For the three months ended November 30, Hamilton, Bermuda-based Accenture reported a strong increase in profit, with net earnings up 37% at $174.3m on net revenue that increased 11% to $3.26bn, up 4% in local currency.

Cash and cash equivalents remained more or less flat at $2.33bn. IT and management consulting, which makes up 64% of Accenture’s business, began to show signs of stabilization with revenue down 1% at $2.1bn, compared to flat growth in the previous quarter. Outsourcing revenue soared 45% to $1.17bn.

Despite this, Accenture issued a weak second-quarter outlook of revenue between $3.1bn and $3.25bn and earnings of between $0.21 and $0.27 per share. This was due to three contracts that had lower-than-expected margins, and the company said these could affect its ability to meet revenue and profit projections for 2004. Accenture said it would also take a second quarter charge of between $75m and $100m relating to the closure of office space and asset disposals.
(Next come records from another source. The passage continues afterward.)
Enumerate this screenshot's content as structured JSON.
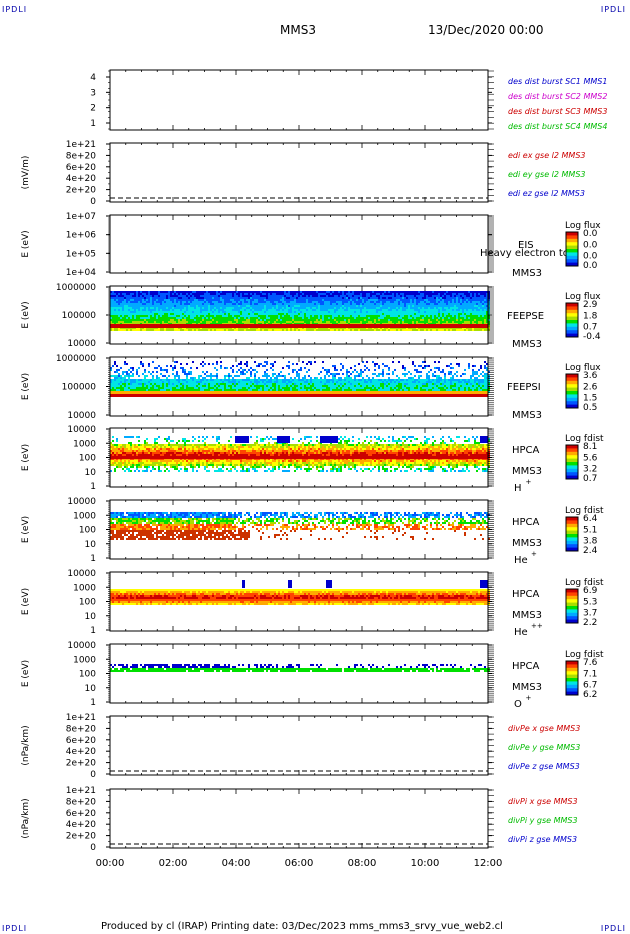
{
  "corner_labels": {
    "tl": "IPDLI",
    "tr": "IPDLI",
    "bl": "IPDLI",
    "br": "IPDLI"
  },
  "header": {
    "mission": "MMS3",
    "date": "13/Dec/2020 00:00"
  },
  "footer": {
    "text": "Produced by cl (IRAP)   Printing date: 03/Dec/2023   mms_mms3_srvy_vue_web2.cl"
  },
  "time_axis": {
    "ticks": [
      "00:00",
      "02:00",
      "04:00",
      "06:00",
      "08:00",
      "10:00",
      "12:00"
    ]
  },
  "colors": {
    "blue": "#0000cc",
    "magenta": "#cc00cc",
    "red": "#cc0000",
    "green": "#00bb00"
  },
  "chart_data": [
    {
      "id": "p1",
      "type": "line",
      "ylabel": "",
      "ylim": [
        0.5,
        4.5
      ],
      "yticks": [
        "4",
        "3",
        "2",
        "1"
      ],
      "series": [
        {
          "name": "des dist burst SC1 MMS1",
          "color": "#0000cc"
        },
        {
          "name": "des dist burst SC2 MMS2",
          "color": "#cc00cc"
        },
        {
          "name": "des dist burst SC3 MMS3",
          "color": "#cc0000"
        },
        {
          "name": "des dist burst SC4 MMS4",
          "color": "#00bb00"
        }
      ]
    },
    {
      "id": "p2",
      "type": "line",
      "ylabel": "(mV/m)",
      "yticks": [
        "1e+21",
        "8e+20",
        "6e+20",
        "4e+20",
        "2e+20",
        "0"
      ],
      "series": [
        {
          "name": "edi ex gse l2 MMS3",
          "color": "#cc0000"
        },
        {
          "name": "edi ey gse l2 MMS3",
          "color": "#00bb00"
        },
        {
          "name": "edi ez gse l2 MMS3",
          "color": "#0000cc"
        }
      ]
    },
    {
      "id": "p3",
      "type": "heatmap",
      "ylabel": "E (eV)",
      "yticks": [
        "1e+07",
        "1e+06",
        "1e+05",
        "1e+04"
      ],
      "inst": "EIS",
      "sc": "MMS3",
      "overlay": "Heavy electron to",
      "cbar_title": "Log flux",
      "cbar_ticks": [
        "0.0",
        "0.0",
        "0.0",
        "0.0"
      ]
    },
    {
      "id": "p4",
      "type": "heatmap",
      "ylabel": "E (eV)",
      "yticks": [
        "1000000",
        "100000",
        "10000"
      ],
      "inst": "FEEPSE",
      "sc": "MMS3",
      "cbar_title": "Log flux",
      "cbar_ticks": [
        "2.9",
        "1.8",
        "0.7",
        "-0.4"
      ]
    },
    {
      "id": "p5",
      "type": "heatmap",
      "ylabel": "E (eV)",
      "yticks": [
        "1000000",
        "100000",
        "10000"
      ],
      "inst": "FEEPSI",
      "sc": "MMS3",
      "cbar_title": "Log flux",
      "cbar_ticks": [
        "3.6",
        "2.6",
        "1.5",
        "0.5"
      ]
    },
    {
      "id": "p6",
      "type": "heatmap",
      "ylabel": "E (eV)",
      "yticks": [
        "10000",
        "1000",
        "100",
        "10",
        "1"
      ],
      "inst": "HPCA",
      "sc": "MMS3",
      "species": "H",
      "species_sup": "+",
      "cbar_title": "Log fdist",
      "cbar_ticks": [
        "8.1",
        "5.6",
        "3.2",
        "0.7"
      ]
    },
    {
      "id": "p7",
      "type": "heatmap",
      "ylabel": "E (eV)",
      "yticks": [
        "10000",
        "1000",
        "100",
        "10",
        "1"
      ],
      "inst": "HPCA",
      "sc": "MMS3",
      "species": "He",
      "species_sup": "+",
      "cbar_title": "Log fdist",
      "cbar_ticks": [
        "6.4",
        "5.1",
        "3.8",
        "2.4"
      ]
    },
    {
      "id": "p8",
      "type": "heatmap",
      "ylabel": "E (eV)",
      "yticks": [
        "10000",
        "1000",
        "100",
        "10",
        "1"
      ],
      "inst": "HPCA",
      "sc": "MMS3",
      "species": "He",
      "species_sup": "++",
      "cbar_title": "Log fdist",
      "cbar_ticks": [
        "6.9",
        "5.3",
        "3.7",
        "2.2"
      ]
    },
    {
      "id": "p9",
      "type": "heatmap",
      "ylabel": "E (eV)",
      "yticks": [
        "10000",
        "1000",
        "100",
        "10",
        "1"
      ],
      "inst": "HPCA",
      "sc": "MMS3",
      "species": "O",
      "species_sup": "+",
      "cbar_title": "Log fdist",
      "cbar_ticks": [
        "7.6",
        "7.1",
        "6.7",
        "6.2"
      ]
    },
    {
      "id": "p10",
      "type": "line",
      "ylabel": "(nPa/km)",
      "yticks": [
        "1e+21",
        "8e+20",
        "6e+20",
        "4e+20",
        "2e+20",
        "0"
      ],
      "series": [
        {
          "name": "divPe x gse MMS3",
          "color": "#cc0000"
        },
        {
          "name": "divPe y gse MMS3",
          "color": "#00bb00"
        },
        {
          "name": "divPe z gse MMS3",
          "color": "#0000cc"
        }
      ]
    },
    {
      "id": "p11",
      "type": "line",
      "ylabel": "(nPa/km)",
      "yticks": [
        "1e+21",
        "8e+20",
        "6e+20",
        "4e+20",
        "2e+20",
        "0"
      ],
      "series": [
        {
          "name": "divPi x gse MMS3",
          "color": "#cc0000"
        },
        {
          "name": "divPi y gse MMS3",
          "color": "#00bb00"
        },
        {
          "name": "divPi z gse MMS3",
          "color": "#0000cc"
        }
      ]
    }
  ]
}
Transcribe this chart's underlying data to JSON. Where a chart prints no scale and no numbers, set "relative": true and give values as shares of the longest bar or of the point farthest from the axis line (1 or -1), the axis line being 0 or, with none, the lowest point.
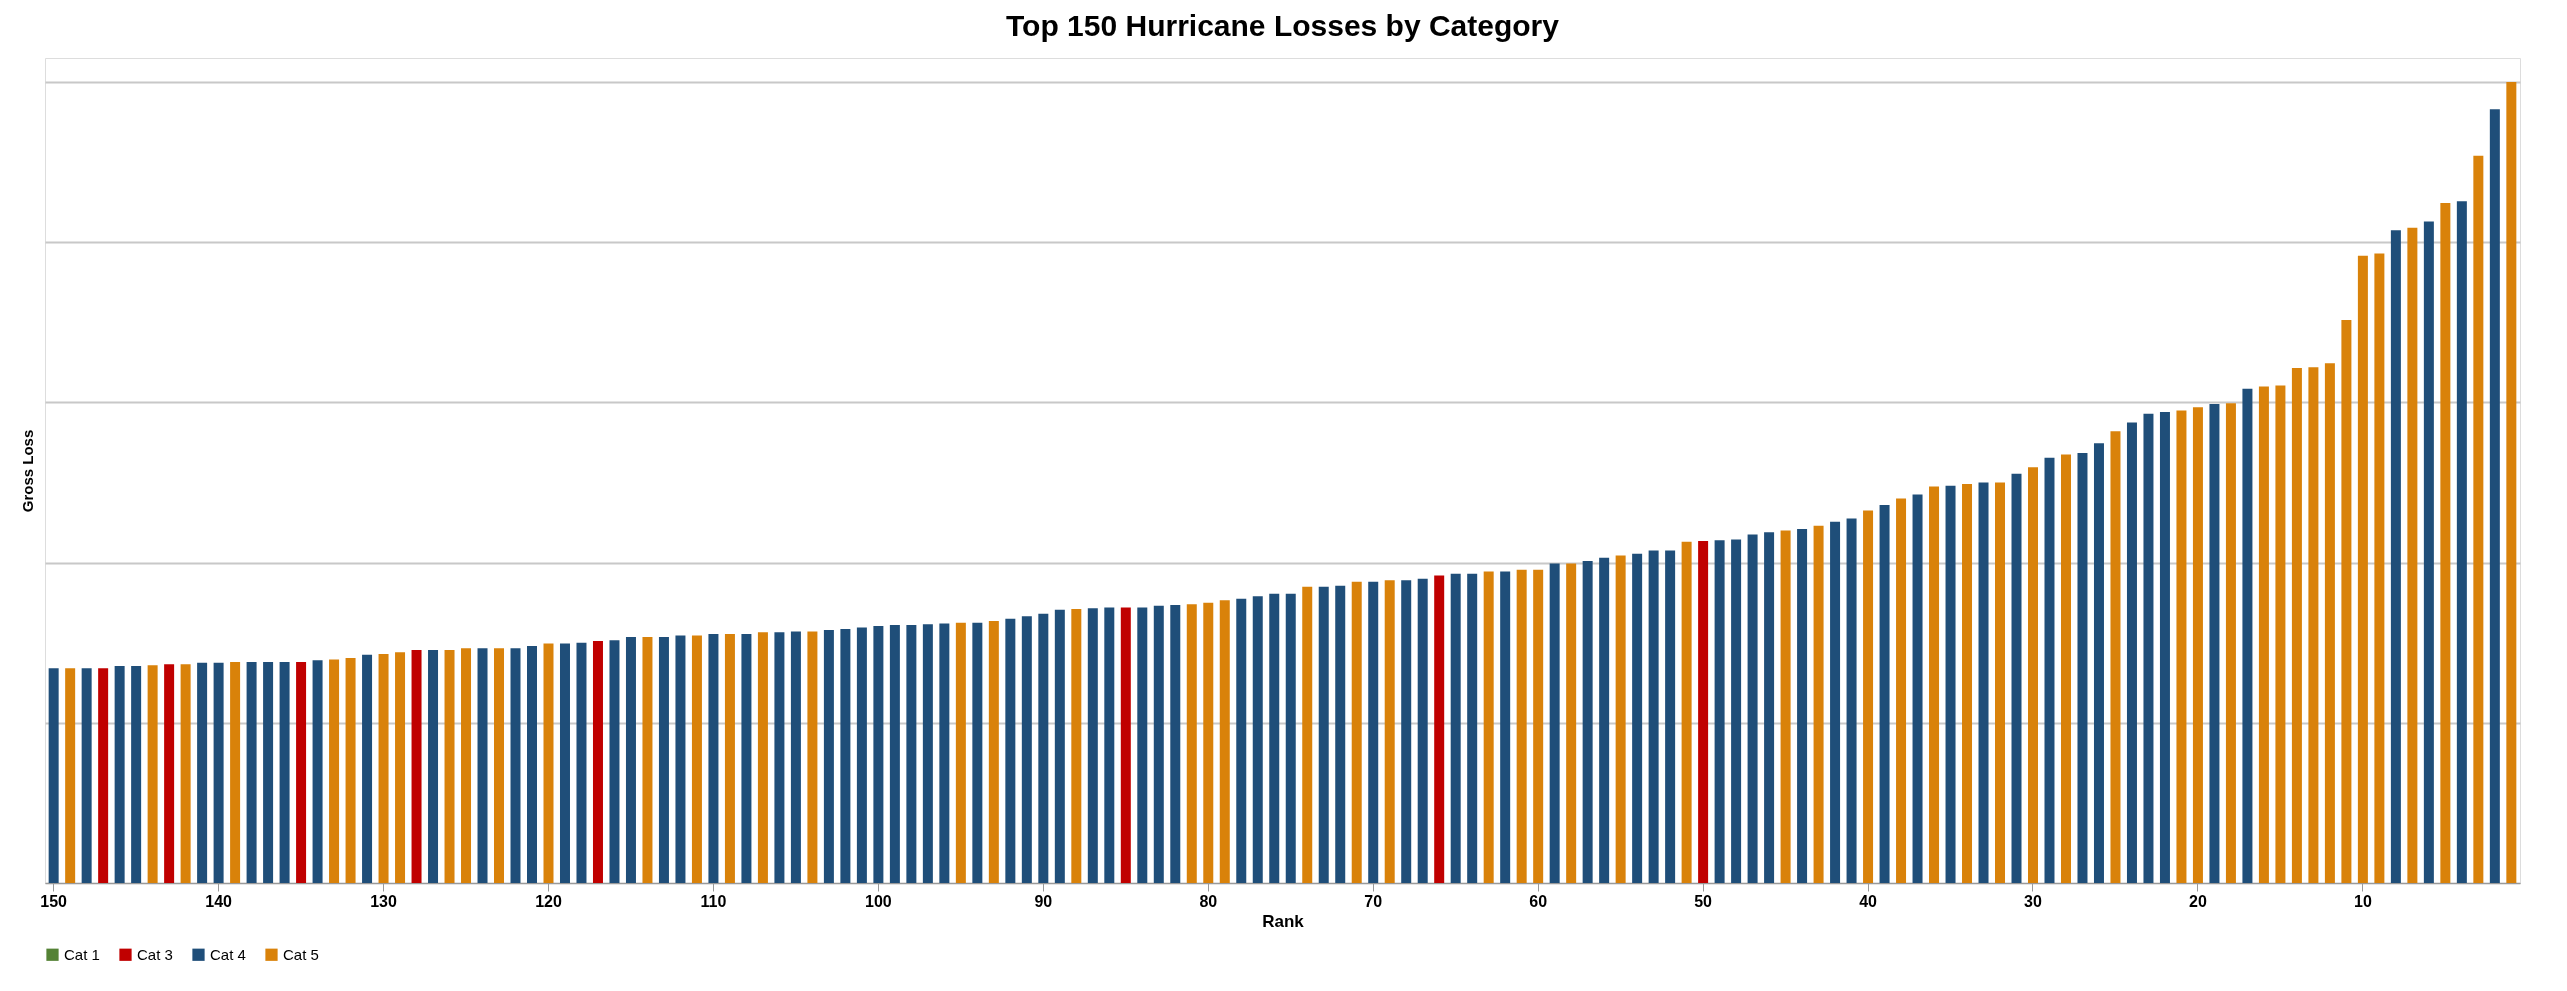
{
  "chart_data": {
    "type": "bar",
    "title": "Top 150 Hurricane Losses by Category",
    "xlabel": "Rank",
    "ylabel": "Gross Loss",
    "relative": true,
    "grid": "y",
    "legend": "bottom",
    "categories": [
      "150",
      null,
      null,
      null,
      null,
      null,
      null,
      null,
      null,
      null,
      "140",
      null,
      null,
      null,
      null,
      null,
      null,
      null,
      null,
      null,
      "130",
      null,
      null,
      null,
      null,
      null,
      null,
      null,
      null,
      null,
      "120",
      null,
      null,
      null,
      null,
      null,
      null,
      null,
      null,
      null,
      "110",
      null,
      null,
      null,
      null,
      null,
      null,
      null,
      null,
      null,
      "100",
      null,
      null,
      null,
      null,
      null,
      null,
      null,
      null,
      null,
      "90",
      null,
      null,
      null,
      null,
      null,
      null,
      null,
      null,
      null,
      "80",
      null,
      null,
      null,
      null,
      null,
      null,
      null,
      null,
      null,
      "70",
      null,
      null,
      null,
      null,
      null,
      null,
      null,
      null,
      null,
      "60",
      null,
      null,
      null,
      null,
      null,
      null,
      null,
      null,
      null,
      "50",
      null,
      null,
      null,
      null,
      null,
      null,
      null,
      null,
      null,
      "40",
      null,
      null,
      null,
      null,
      null,
      null,
      null,
      null,
      null,
      "30",
      null,
      null,
      null,
      null,
      null,
      null,
      null,
      null,
      null,
      "20",
      null,
      null,
      null,
      null,
      null,
      null,
      null,
      null,
      null,
      "10",
      null,
      null,
      null,
      null,
      null,
      null,
      null,
      null,
      null
    ],
    "series": [
      {
        "name": "Cat 1",
        "color": "#548235",
        "values": [
          null,
          null,
          null,
          null,
          null,
          null,
          null,
          null,
          null,
          null,
          null,
          null,
          null,
          null,
          null,
          null,
          null,
          null,
          null,
          null,
          null,
          null,
          null,
          null,
          null,
          null,
          null,
          null,
          null,
          null,
          null,
          null,
          null,
          null,
          null,
          null,
          null,
          null,
          null,
          null,
          null,
          null,
          null,
          null,
          null,
          null,
          null,
          null,
          null,
          null,
          null,
          null,
          null,
          null,
          null,
          null,
          null,
          null,
          null,
          null,
          null,
          null,
          null,
          null,
          null,
          null,
          null,
          null,
          null,
          null,
          null,
          null,
          null,
          null,
          null,
          null,
          null,
          null,
          null,
          null,
          null,
          null,
          null,
          null,
          null,
          null,
          null,
          null,
          null,
          null,
          null,
          null,
          null,
          null,
          null,
          null,
          null,
          null,
          null,
          null,
          null,
          null,
          null,
          null,
          null,
          null,
          null,
          null,
          null,
          null,
          null,
          null,
          null,
          null,
          null,
          null,
          null,
          null,
          null,
          null,
          null,
          null,
          null,
          null,
          null,
          null,
          null,
          null,
          null,
          null,
          null,
          null,
          null,
          null,
          null,
          null,
          null,
          null,
          null,
          null,
          null,
          null,
          null,
          null,
          null,
          null,
          null,
          null,
          null,
          null
        ]
      },
      {
        "name": "Cat 3",
        "color": "#c00000",
        "values": [
          null,
          null,
          null,
          0.268,
          null,
          null,
          null,
          0.273,
          null,
          null,
          null,
          null,
          null,
          null,
          null,
          0.276,
          null,
          null,
          null,
          null,
          null,
          null,
          0.291,
          null,
          null,
          null,
          null,
          null,
          null,
          null,
          null,
          null,
          null,
          0.302,
          null,
          null,
          null,
          null,
          null,
          null,
          null,
          null,
          null,
          null,
          null,
          null,
          null,
          null,
          null,
          null,
          null,
          null,
          null,
          null,
          null,
          null,
          null,
          null,
          null,
          null,
          null,
          null,
          null,
          null,
          null,
          0.344,
          null,
          null,
          null,
          null,
          null,
          null,
          null,
          null,
          null,
          null,
          null,
          null,
          null,
          null,
          null,
          null,
          null,
          null,
          0.384,
          null,
          null,
          null,
          null,
          null,
          null,
          null,
          null,
          null,
          null,
          null,
          null,
          null,
          null,
          null,
          0.427,
          null,
          null,
          null,
          null,
          null,
          null,
          null,
          null,
          null,
          null,
          null,
          null,
          null,
          null,
          null,
          null,
          null,
          null,
          null,
          null,
          null,
          null,
          null,
          null,
          null,
          null,
          null,
          null,
          null,
          null,
          null,
          null,
          null,
          null,
          null,
          null,
          null,
          null,
          null,
          null,
          null,
          null,
          null,
          null,
          null,
          null,
          null,
          null,
          null
        ]
      },
      {
        "name": "Cat 4",
        "color": "#1f4e79",
        "values": [
          0.268,
          null,
          0.268,
          null,
          0.271,
          0.271,
          null,
          null,
          null,
          0.275,
          0.275,
          null,
          0.276,
          0.276,
          0.276,
          null,
          0.278,
          null,
          null,
          0.285,
          null,
          null,
          null,
          0.291,
          null,
          null,
          0.293,
          null,
          0.293,
          0.296,
          null,
          0.299,
          0.3,
          null,
          0.303,
          0.307,
          null,
          0.307,
          0.309,
          null,
          0.311,
          null,
          0.311,
          null,
          0.313,
          0.314,
          null,
          0.316,
          0.317,
          0.319,
          0.321,
          0.322,
          0.322,
          0.323,
          0.324,
          null,
          0.325,
          null,
          0.33,
          0.333,
          0.336,
          0.341,
          null,
          0.343,
          0.344,
          null,
          0.344,
          0.346,
          0.347,
          null,
          null,
          null,
          0.355,
          0.358,
          0.361,
          0.361,
          null,
          0.37,
          0.371,
          null,
          0.376,
          null,
          0.378,
          0.38,
          null,
          0.386,
          0.386,
          null,
          0.389,
          null,
          null,
          0.399,
          null,
          0.402,
          0.406,
          null,
          0.411,
          0.415,
          0.415,
          null,
          null,
          0.428,
          0.429,
          0.435,
          0.438,
          null,
          0.442,
          null,
          0.451,
          0.455,
          null,
          0.472,
          null,
          0.485,
          null,
          0.496,
          null,
          0.5,
          null,
          0.511,
          null,
          0.531,
          null,
          0.537,
          0.549,
          null,
          0.575,
          0.586,
          0.588,
          null,
          null,
          0.598,
          null,
          0.617,
          null,
          null,
          null,
          null,
          null,
          null,
          null,
          null,
          0.815,
          null,
          0.826,
          null,
          0.851,
          null,
          0.966,
          null
        ]
      },
      {
        "name": "Cat 5",
        "color": "#d9820a",
        "values": [
          null,
          0.268,
          null,
          null,
          null,
          null,
          0.272,
          null,
          0.273,
          null,
          null,
          0.276,
          null,
          null,
          null,
          null,
          null,
          0.279,
          0.281,
          null,
          0.286,
          0.288,
          null,
          null,
          0.291,
          0.293,
          null,
          0.293,
          null,
          null,
          0.299,
          null,
          null,
          null,
          null,
          null,
          0.307,
          null,
          null,
          0.309,
          null,
          0.311,
          null,
          0.313,
          null,
          null,
          0.314,
          null,
          null,
          null,
          null,
          null,
          null,
          null,
          null,
          0.325,
          null,
          0.327,
          null,
          null,
          null,
          null,
          0.342,
          null,
          null,
          null,
          null,
          null,
          null,
          0.348,
          0.35,
          0.353,
          null,
          null,
          null,
          null,
          0.37,
          null,
          null,
          0.376,
          null,
          0.378,
          null,
          null,
          null,
          null,
          null,
          0.389,
          null,
          0.391,
          0.391,
          null,
          0.399,
          null,
          null,
          0.409,
          null,
          null,
          null,
          0.426,
          null,
          null,
          null,
          null,
          null,
          0.44,
          null,
          0.446,
          null,
          null,
          0.465,
          null,
          0.48,
          null,
          0.495,
          null,
          0.498,
          null,
          0.5,
          null,
          0.519,
          null,
          0.535,
          null,
          null,
          0.564,
          null,
          null,
          null,
          0.59,
          0.594,
          null,
          0.599,
          null,
          0.62,
          0.621,
          0.643,
          0.644,
          0.649,
          0.703,
          0.783,
          0.786,
          null,
          0.818,
          null,
          0.849,
          null,
          0.908,
          null,
          1
        ]
      }
    ]
  }
}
Forehand pointed out that Accenture had $5.05bn worth of new bookings in the first quarter, its third highest quarter ever, of which outsourcing accounts for $2.98bn and consulting $2.07bn. This was largely due to two major new projects Accenture won during the quarter with the UK Government’s National Health Service, including a 1.099bn pounds ($1.97bn) contract with the NHS to provide IT services to hospitals in the North East of England, and a 934m pound ($1.68bn) contract with the NHS in eastern England.